Previously, there was a Jefferson Elementary School which was incorporated into Carl Sandburg Middle School.

In 1979, Lincoln School closed due to low enrollment. It remained closed until the 1996–1997 school year when it was reopened and renovation due to increasing enrollment in the district. At that time, the school added a multi-purpose room. Lincoln School was the first school in the area and the only school in the district to run on an all year round schedule until the end of the 2005–2006 school year.

A kiln fire damaged Lincoln School on April 1, 2003, causing a week of closure and the movement of several classes to the multipurpose room. The fire completely destroyed the art room and damaged five other rooms. Rooms were renovated with carpeting, lighting and new lockers, and normal classes resumed by the start of the next school year.

The school hosted grade K-5 until the 2006–2007 school year. In the 2006–2007 school year, the school ended its year round schedule and Kindergarten and first grade classes moved to Washington School.

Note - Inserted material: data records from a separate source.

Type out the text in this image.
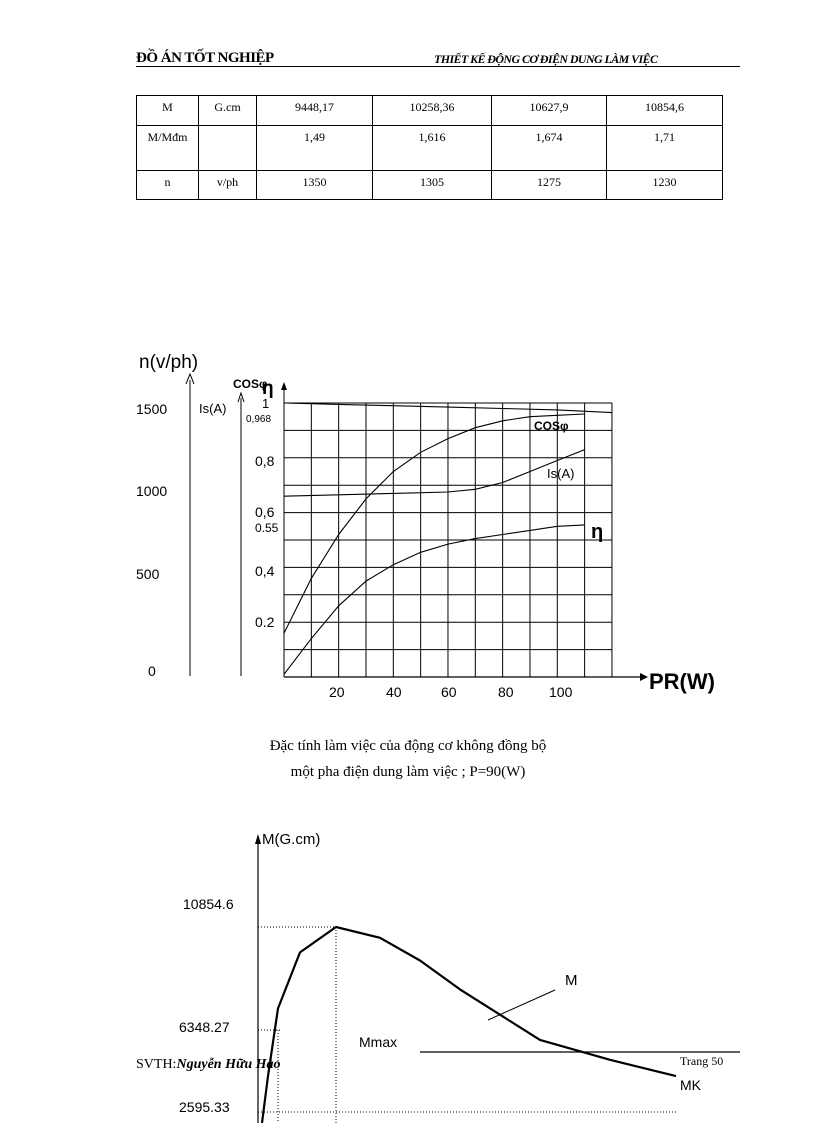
ĐỒ ÁN TỐT NGHIỆP	THIẾT KẾ ĐỘNG CƠ ĐIỆN DUNG LÀM VIỆC
M	G.cm	9448,17	10258,36	10627,9	10854,6
M/Mđm		1,49	1,616	1,674	1,71
n	v/ph	1350	1305	1275	1230
n(v/ph)
Is(A)
COSφ
η
1500
1000
500
0
1
0,968
0,8
0,6
0.55
0,4
0.2
20	40	60	80	100	PR(W)
COSφ
Is(A)
η
Đặc tính làm việc của động cơ không đồng bộ
một pha điện dung làm việc ; P=90(W)
M(G.cm)
10854.6
6348.27
2595.33
M
Mmax
MK
SVTH:Nguyễn Hữu Hào	Trang 50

Then on February 16, 2011, school district 75 announced that it would close Lincoln School once again. The district had declining enrollment, and was facing financial difficulty due to the 2008 recession. The school closed following the 2010–2011 school year. Students and teachers in grades three, four and five moved to Mechanics Grove School. Second grade students and teachers moved to Washington School.

In 2015, Lincoln Elementary School was reopened as Lincoln Early Childhood Center, a pre-kindergarten program that is co-funded by District 75, Fremont School District 79 and Hawthorn Community Consolidated School District 73.